A key architect of President Obama’s Asia “pivot” is taking a top position on the incoming Biden administration’s National Security Council (NSC).
Kurt Campbell will serve as coordinator for Indo-Pacific affairs on the NSC as a deputy to Jake Sullivan, Biden’s pick for national security advisor. Campbell’s appointment is a sign that Biden plans to prioritize alliance building in the Indo-Pacific to counter Beijing.
Campbell served as the State Department’s top Asia diplomat from 2009 to 2013. During his time at the State Department, Campbell made frequent visits to Asian allies and led Washington’s reshuffling of resources to focus on the Indo-Pacific, known as the Asia “pivot.”

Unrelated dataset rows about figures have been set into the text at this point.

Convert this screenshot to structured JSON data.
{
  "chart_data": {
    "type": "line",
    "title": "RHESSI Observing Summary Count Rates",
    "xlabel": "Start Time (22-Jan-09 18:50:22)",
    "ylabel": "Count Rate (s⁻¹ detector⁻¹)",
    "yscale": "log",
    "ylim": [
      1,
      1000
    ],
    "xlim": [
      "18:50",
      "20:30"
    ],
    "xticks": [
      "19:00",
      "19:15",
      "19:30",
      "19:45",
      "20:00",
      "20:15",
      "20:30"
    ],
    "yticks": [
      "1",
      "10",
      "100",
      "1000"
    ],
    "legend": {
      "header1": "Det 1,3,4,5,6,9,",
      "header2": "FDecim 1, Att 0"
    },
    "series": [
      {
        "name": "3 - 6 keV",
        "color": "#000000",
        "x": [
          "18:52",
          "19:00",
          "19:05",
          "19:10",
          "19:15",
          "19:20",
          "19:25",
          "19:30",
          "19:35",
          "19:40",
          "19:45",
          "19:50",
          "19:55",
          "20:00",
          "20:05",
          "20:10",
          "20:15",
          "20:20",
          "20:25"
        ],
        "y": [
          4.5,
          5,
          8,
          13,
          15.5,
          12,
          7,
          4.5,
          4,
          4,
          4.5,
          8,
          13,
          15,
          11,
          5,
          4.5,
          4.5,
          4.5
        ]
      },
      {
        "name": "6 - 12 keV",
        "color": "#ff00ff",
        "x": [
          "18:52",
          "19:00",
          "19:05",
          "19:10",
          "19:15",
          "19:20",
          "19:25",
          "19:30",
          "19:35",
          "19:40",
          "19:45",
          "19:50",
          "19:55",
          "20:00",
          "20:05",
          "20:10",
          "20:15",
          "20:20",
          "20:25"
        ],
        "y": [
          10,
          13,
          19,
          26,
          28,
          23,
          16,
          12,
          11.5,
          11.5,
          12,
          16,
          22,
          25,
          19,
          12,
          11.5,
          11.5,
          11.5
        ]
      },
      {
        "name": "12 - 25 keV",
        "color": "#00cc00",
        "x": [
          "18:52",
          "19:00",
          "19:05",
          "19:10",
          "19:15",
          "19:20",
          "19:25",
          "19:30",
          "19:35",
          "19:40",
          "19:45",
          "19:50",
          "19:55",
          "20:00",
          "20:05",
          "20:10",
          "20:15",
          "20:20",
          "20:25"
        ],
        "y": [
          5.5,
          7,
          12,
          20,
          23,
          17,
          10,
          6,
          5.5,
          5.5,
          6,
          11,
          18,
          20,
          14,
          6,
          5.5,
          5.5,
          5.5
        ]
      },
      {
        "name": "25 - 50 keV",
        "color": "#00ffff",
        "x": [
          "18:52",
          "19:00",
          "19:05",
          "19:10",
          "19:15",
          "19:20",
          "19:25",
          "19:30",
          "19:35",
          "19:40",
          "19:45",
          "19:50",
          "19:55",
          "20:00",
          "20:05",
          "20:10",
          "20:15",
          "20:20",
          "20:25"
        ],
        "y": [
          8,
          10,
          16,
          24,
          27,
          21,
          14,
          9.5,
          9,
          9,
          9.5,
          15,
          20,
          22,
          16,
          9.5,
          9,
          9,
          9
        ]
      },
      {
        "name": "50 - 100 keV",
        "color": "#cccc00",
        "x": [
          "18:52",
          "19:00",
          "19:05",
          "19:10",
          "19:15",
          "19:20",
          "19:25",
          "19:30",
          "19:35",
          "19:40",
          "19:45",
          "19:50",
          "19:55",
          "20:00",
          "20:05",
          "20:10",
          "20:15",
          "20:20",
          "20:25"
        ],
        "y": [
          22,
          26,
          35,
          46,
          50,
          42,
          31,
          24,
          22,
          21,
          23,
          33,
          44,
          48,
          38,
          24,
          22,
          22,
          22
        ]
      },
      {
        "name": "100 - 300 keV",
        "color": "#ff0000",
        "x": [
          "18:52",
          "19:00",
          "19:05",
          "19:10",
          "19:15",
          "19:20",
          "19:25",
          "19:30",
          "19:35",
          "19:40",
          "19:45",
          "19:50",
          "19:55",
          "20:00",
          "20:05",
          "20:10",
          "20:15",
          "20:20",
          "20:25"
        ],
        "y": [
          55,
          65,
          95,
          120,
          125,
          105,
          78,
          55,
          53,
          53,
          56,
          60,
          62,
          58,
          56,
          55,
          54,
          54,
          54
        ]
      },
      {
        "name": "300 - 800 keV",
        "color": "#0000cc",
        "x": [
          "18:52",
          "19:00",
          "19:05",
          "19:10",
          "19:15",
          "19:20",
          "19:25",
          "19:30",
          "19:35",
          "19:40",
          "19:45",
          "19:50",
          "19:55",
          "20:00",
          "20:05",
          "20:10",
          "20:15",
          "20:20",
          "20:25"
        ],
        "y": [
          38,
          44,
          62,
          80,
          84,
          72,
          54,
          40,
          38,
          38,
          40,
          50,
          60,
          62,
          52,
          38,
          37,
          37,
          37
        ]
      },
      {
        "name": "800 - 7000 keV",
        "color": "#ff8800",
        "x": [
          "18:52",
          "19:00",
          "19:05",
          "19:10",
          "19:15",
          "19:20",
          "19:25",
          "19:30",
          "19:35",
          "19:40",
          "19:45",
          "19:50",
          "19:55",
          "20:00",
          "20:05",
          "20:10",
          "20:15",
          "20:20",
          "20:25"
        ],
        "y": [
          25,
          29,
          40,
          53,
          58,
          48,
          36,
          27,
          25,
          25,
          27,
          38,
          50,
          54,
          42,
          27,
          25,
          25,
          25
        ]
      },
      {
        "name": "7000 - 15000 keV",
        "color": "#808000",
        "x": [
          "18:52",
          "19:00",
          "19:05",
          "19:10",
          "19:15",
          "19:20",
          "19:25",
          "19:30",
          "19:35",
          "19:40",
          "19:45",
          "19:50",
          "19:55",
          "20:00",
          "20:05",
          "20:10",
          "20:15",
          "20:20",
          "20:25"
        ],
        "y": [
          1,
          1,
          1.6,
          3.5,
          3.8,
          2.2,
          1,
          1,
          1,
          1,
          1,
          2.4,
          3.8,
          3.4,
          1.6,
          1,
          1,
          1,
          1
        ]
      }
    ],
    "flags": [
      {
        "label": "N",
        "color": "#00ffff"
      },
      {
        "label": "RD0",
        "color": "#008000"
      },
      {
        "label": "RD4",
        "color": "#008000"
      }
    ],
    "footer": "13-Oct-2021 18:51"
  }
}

After leaving the Obama administration, Campbell founded the Asia Group, a strategy firm that advises companies doing business in Asian markets. Campbell also sits on the board of directors of the Center for a New American Security (CNAS), a hawkish think tank he co-founded with Michele Flournoy in 2007.
Campbell is the former CEO of CNAS. The think tank advocates for US intervention around the globe and is funded by US weapons makers, major corporations, and various governments.
This week, Campbell co-authored a column for Foreign Affairs titled, “How America Can Shore Up Asian Order.” The article calls for the US to deter “Chinese adventurism.” The authors argue that the US should move away from expensive and vulnerable military equipment like aircraft carriers and focus more on smaller, inexpensive options.
“This means investing in long-range conventional cruise and ballistic missiles, unmanned carrier-based strike aircraft and underwater vehicles, guided-missile submarines, and high-speed strike weapons,” the piece reads.
The piece calls for the US to work with states in the Indo-Pacific to better allocate resources across the region: “Although Washington should maintain its forward presence, it also needs to work with other states to disperse US forces across Southeast Asia and the Indian Ocean.”
The Trump administration has accelerated the Asia “pivot” and laid the groundwork for Campbell and the Biden administration to form stronger security alliances in the region.